Die Erwartungen der Marktteilnehmer hinsichtlich der Entwicklung der allgemeinen Ertrags- und Wertverhältnisse auf dem Grundstücksmarkt werden mit dem Liegenschaftszinssatz erfasst. Die Verwendung des angemessenen und nutzungstypischen Liegenschaftszinssatzes (§ 14 Absatz 1 und 3 ImmoWertV) dient insbesondere der Marktanpassung.
Liegenschaftszinssätze werden auf der Grundlage geeigneter Kaufpreise von für die jeweilige Nutzungsart typischen gleichartig bebauten und genutzten Grundstücken und den ihnen entsprechenden Reinerträgen unter Berücksichtigung der wirtschaftlichen Restnutzungsdauer ermittelt. Dafür sind die Gutachterausschüsse durch die Auswertung von Kaufverträgen mit der Ableitung der erforderlichen Daten zuständig. Denn der Gutachterausschuss führt eine Kaufpreissammlung, wertet sie aus und ermittelt Bodenrichtwerte und sonstige zur Wertermittlung erforderlichen Daten.

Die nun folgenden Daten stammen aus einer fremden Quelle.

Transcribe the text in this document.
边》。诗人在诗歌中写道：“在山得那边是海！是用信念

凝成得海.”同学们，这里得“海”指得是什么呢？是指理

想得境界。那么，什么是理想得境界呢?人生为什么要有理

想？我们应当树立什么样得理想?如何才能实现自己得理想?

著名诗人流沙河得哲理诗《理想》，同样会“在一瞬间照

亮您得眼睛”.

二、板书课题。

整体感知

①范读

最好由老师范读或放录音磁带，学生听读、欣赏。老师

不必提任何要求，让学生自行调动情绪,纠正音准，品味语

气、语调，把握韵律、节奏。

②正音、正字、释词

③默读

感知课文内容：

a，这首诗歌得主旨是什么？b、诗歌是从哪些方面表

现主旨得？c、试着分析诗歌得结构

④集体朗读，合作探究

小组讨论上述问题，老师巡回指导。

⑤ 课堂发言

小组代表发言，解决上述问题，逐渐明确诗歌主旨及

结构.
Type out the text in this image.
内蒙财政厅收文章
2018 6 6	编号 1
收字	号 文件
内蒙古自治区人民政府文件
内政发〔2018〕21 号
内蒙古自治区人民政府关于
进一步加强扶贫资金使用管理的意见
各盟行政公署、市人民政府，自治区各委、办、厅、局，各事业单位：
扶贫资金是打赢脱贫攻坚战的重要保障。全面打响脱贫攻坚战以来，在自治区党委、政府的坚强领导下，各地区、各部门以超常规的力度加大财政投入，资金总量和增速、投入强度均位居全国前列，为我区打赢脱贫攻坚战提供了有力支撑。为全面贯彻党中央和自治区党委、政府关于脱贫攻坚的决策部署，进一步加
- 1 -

Für die Transparenz des Grundstücksmarktes ist es also wichtig, aus dem Marktgeschehen vor Ort marktkonforme Liegenschaftszinssätze abzuleiten. Viele Sachverständige operieren dabei mit Zahlen und Vorgaben, die sie aus zugänglichen Quellen übernehmen; das ist notwendig und auch zulässig.
Wenn der Bewertungssachverständige die Angaben des Gutachterausschusses verwendet, unterliegt er der Modellkonformität und muss daher solche Angaben laufend hinterfragen. Während technische Daten wie Normalherstellungskosten oder Indices ständig aktualisiert werden, werden wirtschaftliche Daten, wie der Liegenschaftszinssatz häufig unkritisch und als gegeben hingenommen und angewandt.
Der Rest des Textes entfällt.